Under EU law, state financing for individual companies is heavily restricted. Tax arrangements, on the other hand, may not count. Yet the opening of an official investigation suggests Apple may have to endure an in-depth investigation. After all statements are collected, the Commission may turn to the EU to collect money if the decision is indeed that Apple took illegal grants of Irish state aid.
And the amounts of potential fines against the tech company could total billions of euros, assuming the benefits Apple received are found to be illegal. Preliminary findings from the European Commission’s investigation into Apple call what the company accepted from Ireland’s authorities illegal. And there’s history galore since Apple has operated in Ireland since 1980.
But there’s no state aid, claims Apple. It echoes what CEO Tim Cook said. In May 2013, the Senate Permanent Subcommittee on Investigations said Apple avoided $9 billion in U.S. taxes in 2012 alone via offshore units with no tax home. Apple’s CEO Tim Cook testified that Apple did nothing illegal. Still, shifting billions of dollars to international subsidiaries with no declared tax residency seemed hard to square with the “we pay all tax we owe” mantra of good citizenship.

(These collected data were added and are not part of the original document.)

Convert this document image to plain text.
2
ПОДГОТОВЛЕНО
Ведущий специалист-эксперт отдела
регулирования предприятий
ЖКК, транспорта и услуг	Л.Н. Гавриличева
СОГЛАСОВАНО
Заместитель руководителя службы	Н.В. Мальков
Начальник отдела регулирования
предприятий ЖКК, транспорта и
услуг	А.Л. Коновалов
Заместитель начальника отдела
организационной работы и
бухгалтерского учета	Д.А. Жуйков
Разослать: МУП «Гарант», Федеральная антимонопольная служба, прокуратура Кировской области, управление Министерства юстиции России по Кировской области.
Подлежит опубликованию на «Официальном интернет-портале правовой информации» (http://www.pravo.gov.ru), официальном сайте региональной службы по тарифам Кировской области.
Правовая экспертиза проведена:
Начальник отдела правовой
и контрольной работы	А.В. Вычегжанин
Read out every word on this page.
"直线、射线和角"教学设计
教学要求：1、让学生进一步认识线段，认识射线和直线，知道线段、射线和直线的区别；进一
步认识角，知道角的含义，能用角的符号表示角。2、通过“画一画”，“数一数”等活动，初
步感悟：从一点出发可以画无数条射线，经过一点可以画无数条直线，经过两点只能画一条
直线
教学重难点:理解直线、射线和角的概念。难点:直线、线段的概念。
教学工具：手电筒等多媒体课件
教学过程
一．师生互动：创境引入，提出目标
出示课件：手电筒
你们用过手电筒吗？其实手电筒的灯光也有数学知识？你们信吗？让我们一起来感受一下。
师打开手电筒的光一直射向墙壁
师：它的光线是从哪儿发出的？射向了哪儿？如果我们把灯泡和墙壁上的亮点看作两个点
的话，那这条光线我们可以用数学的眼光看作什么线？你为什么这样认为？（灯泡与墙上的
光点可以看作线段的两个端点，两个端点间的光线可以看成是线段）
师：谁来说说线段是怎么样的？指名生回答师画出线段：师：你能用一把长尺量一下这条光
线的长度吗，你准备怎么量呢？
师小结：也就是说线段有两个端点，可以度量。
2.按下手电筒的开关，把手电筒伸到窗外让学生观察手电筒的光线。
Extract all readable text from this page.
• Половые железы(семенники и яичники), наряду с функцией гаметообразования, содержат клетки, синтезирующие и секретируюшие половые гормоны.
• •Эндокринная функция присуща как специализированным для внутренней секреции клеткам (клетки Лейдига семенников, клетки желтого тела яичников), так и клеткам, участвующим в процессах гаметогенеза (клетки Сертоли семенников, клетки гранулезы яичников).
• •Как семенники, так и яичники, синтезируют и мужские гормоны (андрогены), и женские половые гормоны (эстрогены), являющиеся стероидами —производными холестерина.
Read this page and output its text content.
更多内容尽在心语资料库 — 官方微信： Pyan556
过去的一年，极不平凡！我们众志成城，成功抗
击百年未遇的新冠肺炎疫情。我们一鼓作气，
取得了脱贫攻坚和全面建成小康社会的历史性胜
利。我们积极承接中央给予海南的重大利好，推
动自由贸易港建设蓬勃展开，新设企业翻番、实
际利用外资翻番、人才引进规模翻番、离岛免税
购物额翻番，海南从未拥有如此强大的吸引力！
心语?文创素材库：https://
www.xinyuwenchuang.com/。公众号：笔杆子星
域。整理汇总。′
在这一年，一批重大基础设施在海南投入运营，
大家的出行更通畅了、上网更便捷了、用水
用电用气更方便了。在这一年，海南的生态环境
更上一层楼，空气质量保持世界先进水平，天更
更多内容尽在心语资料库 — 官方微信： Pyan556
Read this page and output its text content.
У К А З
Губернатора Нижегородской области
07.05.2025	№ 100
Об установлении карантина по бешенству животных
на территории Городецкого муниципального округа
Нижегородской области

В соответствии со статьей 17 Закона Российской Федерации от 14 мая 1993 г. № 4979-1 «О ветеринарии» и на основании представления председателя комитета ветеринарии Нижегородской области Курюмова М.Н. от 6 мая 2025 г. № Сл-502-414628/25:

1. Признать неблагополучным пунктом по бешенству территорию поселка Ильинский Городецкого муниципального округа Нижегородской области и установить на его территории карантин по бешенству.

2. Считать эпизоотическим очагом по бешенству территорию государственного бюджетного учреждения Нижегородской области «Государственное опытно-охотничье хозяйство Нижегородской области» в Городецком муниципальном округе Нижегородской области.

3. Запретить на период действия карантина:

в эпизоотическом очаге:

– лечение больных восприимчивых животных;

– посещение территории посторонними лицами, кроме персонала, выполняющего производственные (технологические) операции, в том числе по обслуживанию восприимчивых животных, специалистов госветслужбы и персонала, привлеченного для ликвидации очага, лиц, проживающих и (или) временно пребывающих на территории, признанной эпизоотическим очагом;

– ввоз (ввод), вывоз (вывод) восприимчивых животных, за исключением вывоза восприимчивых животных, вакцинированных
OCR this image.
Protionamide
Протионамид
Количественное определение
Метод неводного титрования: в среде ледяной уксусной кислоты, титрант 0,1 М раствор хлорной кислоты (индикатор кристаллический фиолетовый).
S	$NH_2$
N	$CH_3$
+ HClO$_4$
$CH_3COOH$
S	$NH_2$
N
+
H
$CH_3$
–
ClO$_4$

Now, Apple may get to prove it all. The EU investigation will reach back to 1991, and that could hurt. Of course, Apple isn’t the only target. Brussels is also investigating similar deals between Starbucks and the Dutch government, and Fiat with Luxembourg.
For Apple, there’s no question Apple has scrimped on taxes and played a savvy game, perhaps the savviest of all time. The biggest question may simply be whether Apple negotiated special tax deal that other companies in Ireland do not. If it did–or is found to have done so by the European Commission–the bill could be big.
Authorities in Brussels have far-reaching powers to recover illegal support stretching back 10 years. Although the Commission has not yet reached it’s decision or made a precise calculation of improper support, it is expected to reach billions of euros. In effect, it could be payback for all the Irish taxpayers who got shorted for all those years.
Apple and the Irish tax authorities go way back, with the company opening there in 1980. After 11 years, when there was a change in the law, Apple struck a deal with Ireland. That 1991 agreement is said to be key. It may have had the force of law, but if it gave Apple special treatment, it could be illegal. Legal or not, the deal lasted until 2007 when another was struck.
For Apple and for others, this may be a bitter and disillusioning episode. And it isn’t likely to be quick.